[unrev-II] Automated Factories and Implications

From: Eric Armstrong (eric.armstrong@eng.sun.com)
Date: Tue Feb 15 2000 - 16:41:14 PST


From: Eric Armstrong <eric.armstrong@eng.sun.com>

Henry van Eyken wrote:
>
> All very valid concerns, Eric. It seems to me that right now we have
> technology coming out of our ears, but we don't use what is between
> those
> ears what we want it to do. I already mentioned a case where
> comerce-cum-technology is moving so fast that we haven't even had the
> time
> to figure out how to enjoy things that are already off the market!
>
> Maybe we should have a big conference, not of world and business
> leaders,
> but of leaders in the humanities and science fields to discuss: What
> is it
> that we REALLY want? AND WANT FOR OUR OFFSPRING!
>
> Henry
>
> P.S. I would prefer, though, to change the name of the thread to
> "Mental
> arithmetic, calculators, and the potential for superior judgment." H.
>
:_)

At the moment, the market decides what "we" want. And it accurately
does that, for "we" considered as a whole.

Down the road, though, we should see automated fabrication facilities
where you can specify the calculator you want with respect to size,
features, and price. The automated factory will then build it and
ship it to you from parts in the warehouse, much as it builds any of
several million other products it gets requests for.

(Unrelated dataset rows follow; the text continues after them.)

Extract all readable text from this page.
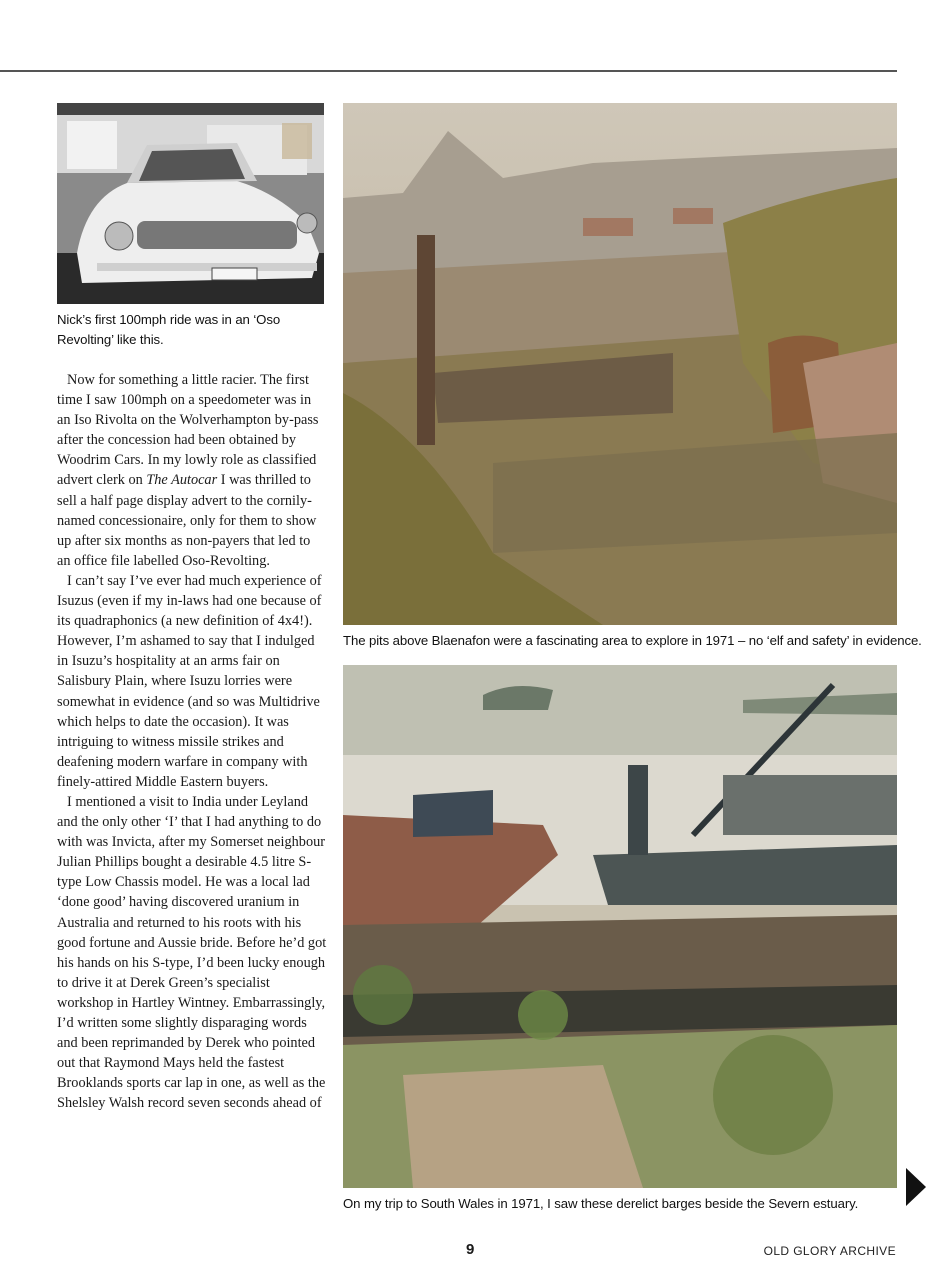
Nick’s first 100mph ride was in an ‘Oso Revolting’ like this.
The pits above Blaenafon were a fascinating area to explore in 1971 – no ‘elf and safety’ in evidence.
On my trip to South Wales in 1971, I saw these derelict barges beside the Severn estuary.

Now for something a little racier. The first time I saw 100mph on a speedometer was in an Iso Rivolta on the Wolverhampton by-pass after the concession had been obtained by Woodrim Cars. In my lowly role as classified advert clerk on The Autocar I was thrilled to sell a half page display advert to the cornily-named concessionaire, only for them to show up after six months as non-payers that led to an office file labelled Oso-Revolting.

I can’t say I’ve ever had much experience of Isuzus (even if my in-laws had one because of its quadraphonics (a new definition of 4x4!). However, I’m ashamed to say that I indulged in Isuzu’s hospitality at an arms fair on Salisbury Plain, where Isuzu lorries were somewhat in evidence (and so was Multidrive which helps to date the occasion). It was intriguing to witness missile strikes and deafening modern warfare in company with finely-attired Middle Eastern buyers.

I mentioned a visit to India under Leyland and the only other ‘I’ that I had anything to do with was Invicta, after my Somerset neighbour Julian Phillips bought a desirable 4.5 litre S-type Low Chassis model. He was a local lad ‘done good’ having discovered uranium in Australia and returned to his roots with his good fortune and Aussie bride. Before he’d got his hands on his S-type, I’d been lucky enough to drive it at Derek Green’s specialist workshop in Hartley Wintney. Embarrassingly, I’d written some slightly disparaging words and been reprimanded by Derek who pointed out that Raymond Mays held the fastest Brooklands sports car lap in one, as well as the Shelsley Walsh record seven seconds ahead of

9	OLD GLORY ARCHIVE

Since there is no over-production of goods, there are no inventory
losses, and the customization produces a customer-satisfaction ratio
close to 100%, so the system is totally viable, economically. At that
point, you can get what *you* need, regardless of what "we" think.

In general, though, I take your point about thinking through what
we *really* want. To sum it up in a word, I would use *implications*.
What are the implications of doing this or that? What are the
implications of this or that policy, this or that technology, this
or that product?

With respect to complex systems, the effects of policy decisions are
often so counter-intuitive that getting the right policy can be
a very difficult proposition. The "unexpected implications" get you.
Example: Mandating cleaner air by requiring oxygenated gasoline.
Now we have MBTE headed for our drinking water, and already there in
some places. We will be highly lucky to survive such unintended
consequences through the next century.

The interesting aspect of a DKR is the possibility that it will help
us track the implications we can think of, give us a mechanism for
recording the implications we didn't expect, and make us smarter about
predicting implications accurately in the future.